Italia, prezzi alla produzione invariati

Gli ultimi dati di aggiornamento macroeconomico ci forniscono una sostanziale invariabilità dei dati relativi ai prezzi alla produzione in Italia, che nel mese di marzo (ultimo periodo di riferimento di un update ufficiale), dopo l’aumento dei tre mesi precedenti, hanno rallentato su base annua a 3,1 punti percentuali da 3,3 punti percentuali relativi al precedente mese di febbraio, che a sua volta rappresentava un livello massimo da quasi quattro anni e mezzo a questa parte.

Si tenga conto che i prezzi di riferimento sono scesi di un decimo di punto percentuale sul mercato interno e sono invece rimasti fermi sul mercato estero. Al netto dell’energia (-0,8 punti percentuali mese su mese) i prezzi sul mercato interno sarebbero saliti di tre decimi di punto percentuale. Sempre sul mercato interno, si nota un significativo aumento dei prezzi dei beni intermedi (+0,6 per cento su base mensile, +3,5 per cento su base annua).

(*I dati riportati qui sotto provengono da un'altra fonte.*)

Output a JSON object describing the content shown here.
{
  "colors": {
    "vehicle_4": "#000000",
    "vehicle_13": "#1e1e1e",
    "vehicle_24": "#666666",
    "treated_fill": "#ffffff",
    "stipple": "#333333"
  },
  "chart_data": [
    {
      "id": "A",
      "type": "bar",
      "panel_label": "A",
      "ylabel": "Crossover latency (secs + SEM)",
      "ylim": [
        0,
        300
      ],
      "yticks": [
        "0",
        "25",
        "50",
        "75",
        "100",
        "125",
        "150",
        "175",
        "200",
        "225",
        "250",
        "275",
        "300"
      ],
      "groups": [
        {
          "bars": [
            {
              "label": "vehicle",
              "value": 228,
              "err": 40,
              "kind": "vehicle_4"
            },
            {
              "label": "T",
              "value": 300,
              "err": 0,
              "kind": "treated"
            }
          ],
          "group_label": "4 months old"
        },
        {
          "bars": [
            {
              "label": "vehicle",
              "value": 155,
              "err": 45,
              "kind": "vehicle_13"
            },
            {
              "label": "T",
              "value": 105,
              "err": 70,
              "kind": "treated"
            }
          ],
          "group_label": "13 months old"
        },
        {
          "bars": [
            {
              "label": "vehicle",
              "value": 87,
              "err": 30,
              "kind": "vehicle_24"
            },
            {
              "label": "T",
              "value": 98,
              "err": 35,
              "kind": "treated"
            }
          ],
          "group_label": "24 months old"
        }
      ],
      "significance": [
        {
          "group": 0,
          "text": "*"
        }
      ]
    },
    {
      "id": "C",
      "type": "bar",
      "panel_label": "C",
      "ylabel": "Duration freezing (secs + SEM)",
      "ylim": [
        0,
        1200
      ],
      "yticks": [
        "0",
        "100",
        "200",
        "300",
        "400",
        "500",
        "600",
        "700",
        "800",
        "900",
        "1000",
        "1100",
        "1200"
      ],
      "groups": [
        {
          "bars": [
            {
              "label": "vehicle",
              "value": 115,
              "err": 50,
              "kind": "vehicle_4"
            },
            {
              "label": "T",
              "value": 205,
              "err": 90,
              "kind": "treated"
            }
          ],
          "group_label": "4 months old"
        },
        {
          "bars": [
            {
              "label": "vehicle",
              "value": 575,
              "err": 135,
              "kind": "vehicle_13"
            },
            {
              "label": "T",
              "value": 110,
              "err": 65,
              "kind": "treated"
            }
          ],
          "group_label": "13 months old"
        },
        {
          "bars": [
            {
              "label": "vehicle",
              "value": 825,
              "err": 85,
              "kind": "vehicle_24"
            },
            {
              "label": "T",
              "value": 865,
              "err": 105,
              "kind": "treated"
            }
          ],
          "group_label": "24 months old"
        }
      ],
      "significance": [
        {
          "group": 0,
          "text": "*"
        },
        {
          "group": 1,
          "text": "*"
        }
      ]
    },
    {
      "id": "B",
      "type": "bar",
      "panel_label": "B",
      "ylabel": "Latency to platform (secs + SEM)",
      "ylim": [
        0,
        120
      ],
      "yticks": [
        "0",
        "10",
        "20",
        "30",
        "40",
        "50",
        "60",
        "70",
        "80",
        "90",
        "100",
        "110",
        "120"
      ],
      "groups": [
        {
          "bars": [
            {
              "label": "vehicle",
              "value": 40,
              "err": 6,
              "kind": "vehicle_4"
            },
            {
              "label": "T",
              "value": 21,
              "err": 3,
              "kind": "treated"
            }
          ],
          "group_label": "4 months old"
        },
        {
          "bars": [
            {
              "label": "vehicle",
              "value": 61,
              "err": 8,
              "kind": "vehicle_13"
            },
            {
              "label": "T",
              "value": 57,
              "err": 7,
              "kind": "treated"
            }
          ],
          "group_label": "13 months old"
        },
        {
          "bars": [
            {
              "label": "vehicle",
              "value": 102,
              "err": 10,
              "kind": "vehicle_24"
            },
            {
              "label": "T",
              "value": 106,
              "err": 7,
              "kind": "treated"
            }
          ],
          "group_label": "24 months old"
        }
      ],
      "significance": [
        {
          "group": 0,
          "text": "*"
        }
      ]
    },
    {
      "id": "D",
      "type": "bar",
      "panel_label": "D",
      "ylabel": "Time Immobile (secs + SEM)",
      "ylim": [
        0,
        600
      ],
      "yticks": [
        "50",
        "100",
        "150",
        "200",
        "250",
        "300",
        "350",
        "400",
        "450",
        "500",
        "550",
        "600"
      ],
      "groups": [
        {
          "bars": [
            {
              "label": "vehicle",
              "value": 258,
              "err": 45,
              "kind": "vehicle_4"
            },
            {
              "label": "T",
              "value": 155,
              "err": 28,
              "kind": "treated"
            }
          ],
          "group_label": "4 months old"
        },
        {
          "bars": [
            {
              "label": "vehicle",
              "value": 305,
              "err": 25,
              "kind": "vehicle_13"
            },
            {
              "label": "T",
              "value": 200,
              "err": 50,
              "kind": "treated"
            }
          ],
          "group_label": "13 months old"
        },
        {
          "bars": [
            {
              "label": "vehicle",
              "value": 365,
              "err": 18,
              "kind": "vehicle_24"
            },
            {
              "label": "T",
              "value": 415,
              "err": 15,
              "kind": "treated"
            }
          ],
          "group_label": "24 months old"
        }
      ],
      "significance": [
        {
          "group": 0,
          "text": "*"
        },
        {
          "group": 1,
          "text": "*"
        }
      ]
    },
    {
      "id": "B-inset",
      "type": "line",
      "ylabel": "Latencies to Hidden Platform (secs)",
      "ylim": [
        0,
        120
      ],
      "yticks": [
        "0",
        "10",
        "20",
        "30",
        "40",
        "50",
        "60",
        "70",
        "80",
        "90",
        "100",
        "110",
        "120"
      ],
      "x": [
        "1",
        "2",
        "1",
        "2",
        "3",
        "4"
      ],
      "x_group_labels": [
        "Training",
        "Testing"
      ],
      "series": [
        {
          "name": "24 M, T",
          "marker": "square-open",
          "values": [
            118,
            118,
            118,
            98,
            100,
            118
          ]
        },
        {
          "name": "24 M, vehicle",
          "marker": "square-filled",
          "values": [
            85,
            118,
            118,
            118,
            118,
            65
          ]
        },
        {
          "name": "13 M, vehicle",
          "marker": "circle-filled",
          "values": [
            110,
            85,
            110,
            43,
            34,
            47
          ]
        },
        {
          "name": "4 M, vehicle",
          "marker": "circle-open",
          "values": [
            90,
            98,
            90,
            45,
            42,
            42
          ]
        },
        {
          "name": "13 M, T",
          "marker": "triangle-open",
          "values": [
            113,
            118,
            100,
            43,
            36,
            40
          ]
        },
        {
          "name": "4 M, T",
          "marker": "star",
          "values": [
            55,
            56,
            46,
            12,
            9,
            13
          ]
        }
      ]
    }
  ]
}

A proposito di dati macro economici recentemente aggiornati, il tasso di disoccupazione nel nostro Paese è salito a sorpresa di due decimi all’11,7 per cento a marzo, dopo essere calato di tre decimi di punto percentuale nel mese di febbraio. Sempre in riferimento ai tassi di disoccupazione, in area euro il tasso è rimasto stabile a 9,5 per cento a marzo. Rispetto a un anno fa i senza lavoro sono calati di 991 mila unità. L’aumento del tasso di disoccupazione riflette in larga misura l’andamento dell’indicatore per l’Italia, di cui abbiamo detto qualche riga fa, considerato che invece il tasso di disoccupazione è rimasto stabile in Francia, in Spagna, in Germania e in Belgio. Non è comunque da escludersi (anzi, le previsioni degli analisti sembrano supportarlo) che il tasso di disoccupazione italiana sia presto destinato a calare marginalmente.